To evaluate the utility of capture-recapture methods using multiple, routinely collected, computerized data sources to estimate the numbers and prevalence of diabetes. Methods employed for regional and national monitoring of diabetes have been too inaccurate or too expensive.


A survey was undertaken that used four sources of ascertainment to identify prevalent cases of known diabetes in a community of Northern Italy: diabetic clinic and family physicians, hospital discharges, prescriptions, and reagent strips and insulin syringes. Capture-recapture methods were employed to estimate the number of missing cases and to adjust for undercount to accurately estimate the number of people who had diabetes.

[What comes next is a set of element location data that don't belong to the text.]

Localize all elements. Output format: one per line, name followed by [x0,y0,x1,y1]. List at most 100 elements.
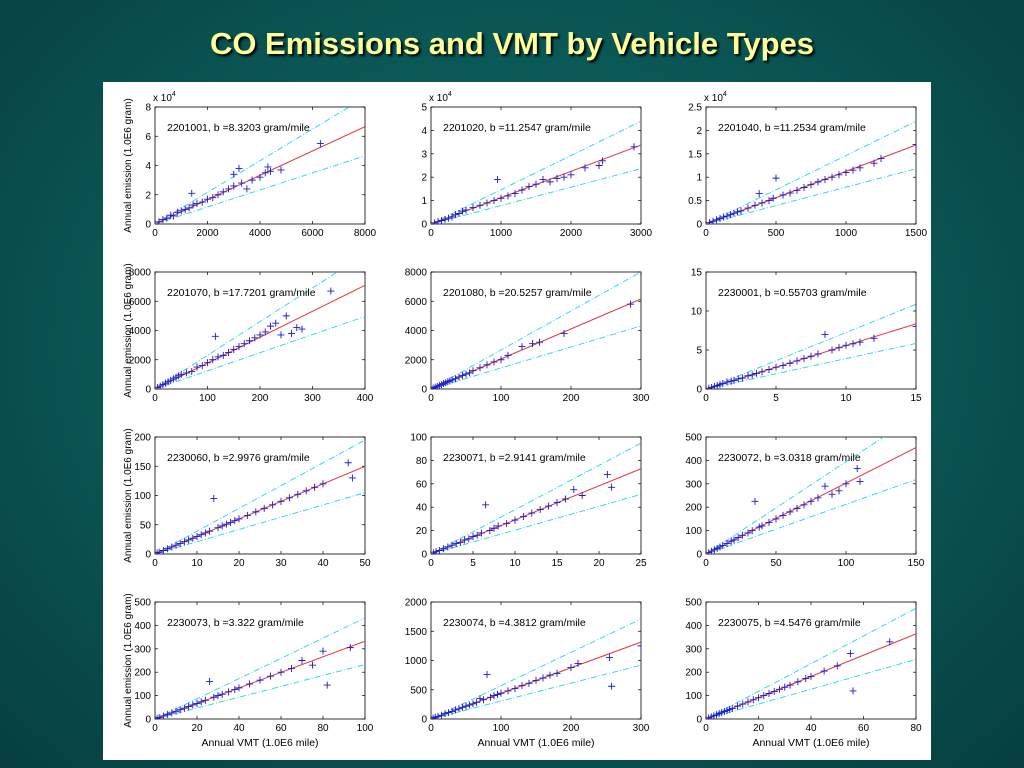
data-point [482,501,490,509]
x-tick-label: 10 [509,558,521,569]
data-point [282,312,290,320]
x-tick-label: 20 [593,558,605,569]
data-point [716,214,724,222]
data-point [578,492,586,499]
data-point [188,189,196,197]
data-point [497,689,505,697]
data-point [159,712,167,719]
data-point [567,664,575,672]
data-point [438,216,445,224]
data-point [348,474,356,482]
data-point [225,688,232,696]
x-tick-label: 1000 [835,228,858,239]
data-point [452,375,459,383]
data-point [483,199,491,207]
data-point [218,522,226,530]
data-point [820,667,828,675]
data-point [807,352,815,360]
data-point [164,545,172,553]
data-point [490,524,498,532]
y-tick-label: 80 [416,456,428,467]
data-point [765,518,773,526]
data-point [309,661,316,669]
data-point [461,536,469,544]
data-point [285,494,293,502]
data-point [758,368,766,376]
y-tick-label: 5 [421,103,427,114]
y-tick-label: 200 [134,668,151,679]
y-tick-label: 4000 [129,326,152,337]
data-point [846,649,854,657]
y-tick-label: 200 [134,433,151,444]
data-point [169,212,177,220]
data-point [261,169,269,177]
data-point [204,195,211,203]
slope-annotation: 2230073, b =3.322 gram/mile [167,617,304,629]
data-point [821,176,829,184]
data-point [525,679,533,687]
data-point [231,517,239,525]
subplot-5: 0 100 200 300 0 2000 4000 6000 8000 2201080, b =2… [405,268,650,405]
y-tick-label: 4 [421,126,427,137]
data-point [441,710,449,718]
subplot-2: 0 1000 2000 3000 0 1 2 3 4 5x 104 2201020, b =11.2… [421,91,652,239]
x-tick-label: 0 [428,393,434,404]
data-point [246,337,253,345]
data-point [230,182,238,190]
data-point [267,672,274,680]
confidence-band-line [155,155,365,224]
x-tick-label: 10 [840,393,852,404]
data-point [833,662,841,670]
x-axis-label: Annual VMT (1.0E6 mile) [201,737,318,749]
y-tick-label: 400 [134,621,151,632]
data-point [734,534,742,542]
confidence-band-line [155,316,365,389]
subplot-3: 0 500 1000 1500 0 0.5 1 1.5 2 2.5x 104 2201040, b … [688,91,927,239]
data-point [231,686,239,694]
data-point [835,344,843,352]
x-tick-label: 0 [703,393,709,404]
data-point [786,508,794,516]
plot-frame [154,436,366,555]
confidence-band-line [431,272,641,389]
y-tick-label: 2000 [405,598,428,609]
data-point [800,355,808,363]
data-point [473,531,481,539]
data-point [807,181,815,189]
data-point [716,380,724,388]
data-point [800,501,808,509]
data-point [201,529,209,537]
y-tick-label: 100 [410,433,427,444]
data-point [277,331,285,339]
data-point [528,509,536,517]
data-point [912,323,916,331]
x-tick-label: 20 [753,723,765,734]
data-point [214,524,222,532]
x-tick-label: 0 [428,228,434,239]
data-point [298,325,306,333]
x-tick-label: 15 [910,393,922,404]
data-point [469,700,477,708]
plot-frame [705,436,917,555]
data-point [209,194,217,202]
x-tick-label: 0 [703,723,709,734]
y-tick-label: 0 [696,550,702,561]
data-point [518,186,526,194]
confidence-band-line [155,664,365,719]
x-tick-label: 80 [910,723,922,734]
y-tick-label: 1000 [405,656,428,667]
y-tick-label: 100 [685,691,702,702]
data-point [469,204,477,212]
data-point [435,546,443,554]
data-point [793,186,801,194]
data-point [793,357,801,365]
data-point [802,675,810,683]
data-point [608,483,616,491]
plot-frame [705,271,917,390]
x-tick-label: 8000 [354,228,377,239]
data-point [856,338,864,346]
y-axis-label: Annual emission (1.0E6 gram) [123,593,134,728]
data-point [193,200,201,208]
data-point [713,216,720,224]
data-point [198,198,206,206]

We identified 2,069 unique prevalent cases of known diabetes with the intensive case-finding procedure. The diabetic clinic and family physicians data source identified the largest number of cases. The evaluation of the two sample capture-recapture estimates showed that they were all biased downward because of dependencies between sources. Log-linear modeling was employed to take into account the dependence among all data sources and the heterogeneity of diabetic patients. This method estimated that 2,586 cases existed, resulting in an ascertainment-adjusted prevalence of 2.77% (95% confidence interval, 2.44–3.10). Thus, despite the active case identification, ∼20% could not be identified. However, the number of cases and rates could easily be adjusted using capture-recapture.


The study shows that a two-sample capture-recapture estimate could be very biased if the investigator is not assured that the sources are independent. However, if at least three data sources are employed, log-linear models allow estimation of the number and prevalence rate adjusted for the degree of undercount (in spite of both the dependence of data sources and the heterogeneity of the diabetic population). The critical factor, however, is that the application of multiple sources with capture-recapture methods could be applied across broad geographical areas and across time to have cost-effective monitoring of diabetes at local and national level.